第二天上午,罗洪生照常去上班。而且把门开得大大的,像什么事也没有一样,故意在过道里走来走去,说话声异常宏亮。
经过市政府办公室门前时,他也会转过头去,与等待着他的丁小洁的目光相遇,交流一下眼神。丁小洁的目光就如电源,罗洪生与他短暂的对接,就像快速充了电一样,他的底气更足了。
陈宝忠看到罗洪生来上班,听到他的声音,心里十分不快,也有些紧张。他赶紧给毕卫东打电话:“你昨天晚上,没有通知他?”
“通知他的呀。”毕卫东也感到奇怪。
陈宝忠也疑惑了:“那他怎么还来上班呢?”
“我也不知道。”毕卫东讷讷地说,“他通知他,他很客气,说谢谢你,但我知道怎么做。”
陈宝忠生气地说:“这个人,连起码的羞耻感也没有,太不可理喻了。”
但他们不能去赶他走,只得让他去。因为停职检查,不是撒职查办,性质是不一样的。
最让陈宝忠堵气的是,罗洪生不仅照常上班,还照常给下面的局里和县里打电话,安排工作,吩咐事情,忙得不亦乐乎。
陈宝忠在办公室里隐隐听到他打电话的声音,气得在办公桌上擂了一拳:这是个什么人啊?真是气死我了!
更让他气得七窍生烟的是,晚上市长办公会议开始后,罗洪生竟然也厚颜无耻地走进小会议室。他脸色平静,手里像往常一样,拿着一只茶杯,一本笔记本,不声不响地在会议桌边坐下,心安理得地等待会议开始。
陈宝忠与毕卫东都惊得像见了鬼一样,张大嘴巴看着他,不知如何是好。
过了好一会,陈宝忠才假装不知道,问毕卫东:“你也通知他了?”
“没有啊。”毕卫东尴尬地转过脸,对罗洪生说:“呃,罗洪生同志,你已经被停职检查了,不能再参加市长办公会议了。”
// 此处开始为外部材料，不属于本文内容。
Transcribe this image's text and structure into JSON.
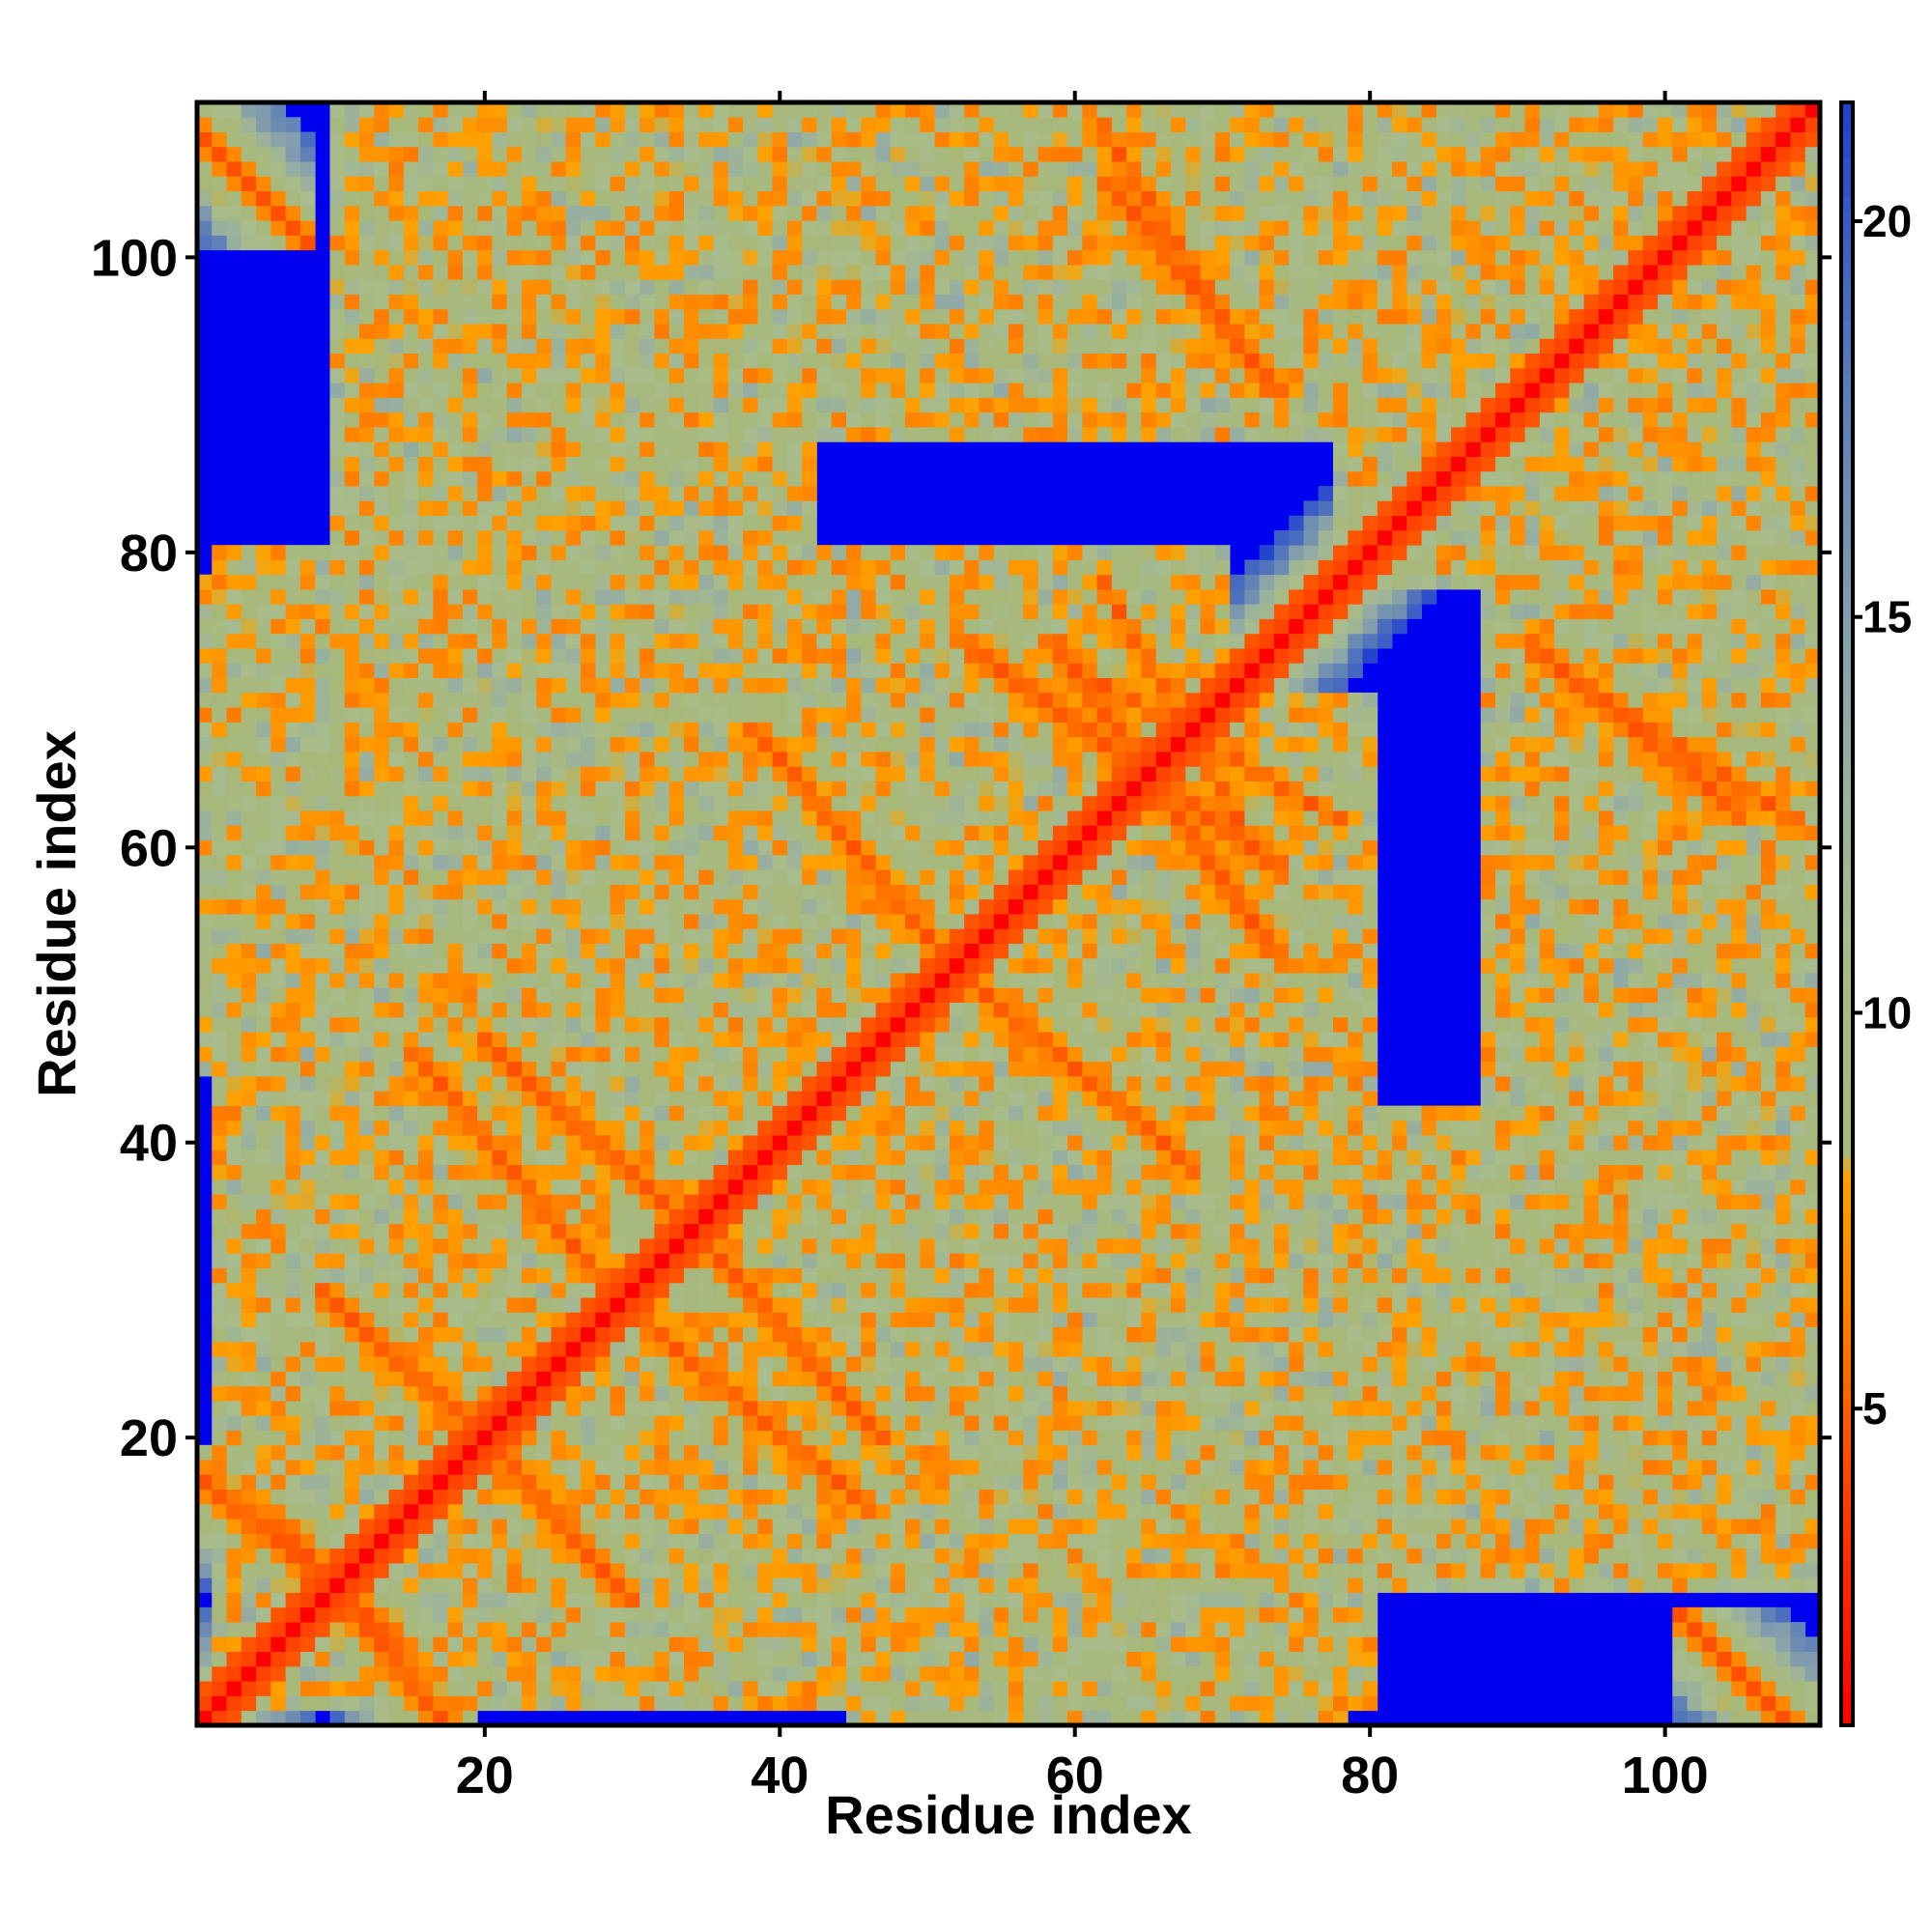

罗洪生微笑着说:“毕卫东同志,你把这个处分的文件拿给我看一下,我就马上出去。”
“你。”毕卫东被说得哑口无言,只好转脸去向陈宝忠求救。
陈宝忠气得瞪大眼睛看着他,提高声音说:“罗洪生同志,我告诉你,在昨天的市委常委会上,一致通过决定,对你作出停职检查的处分。所以,请你出去,到党校招待所里去写深刻检查,等待组织的进一步处理。”
罗洪生还是脸带微笑,不紧不慢地说:“口出无凭,我只要看到市委处分我的红头文件,我马上离开这里。否则,我还是一名副市长,有资格参加市长办公会议。”
不知道这个情况的其它几位副市长,都被这个难堪而又滑稽的场面弄得尴尬不已,面面相觑。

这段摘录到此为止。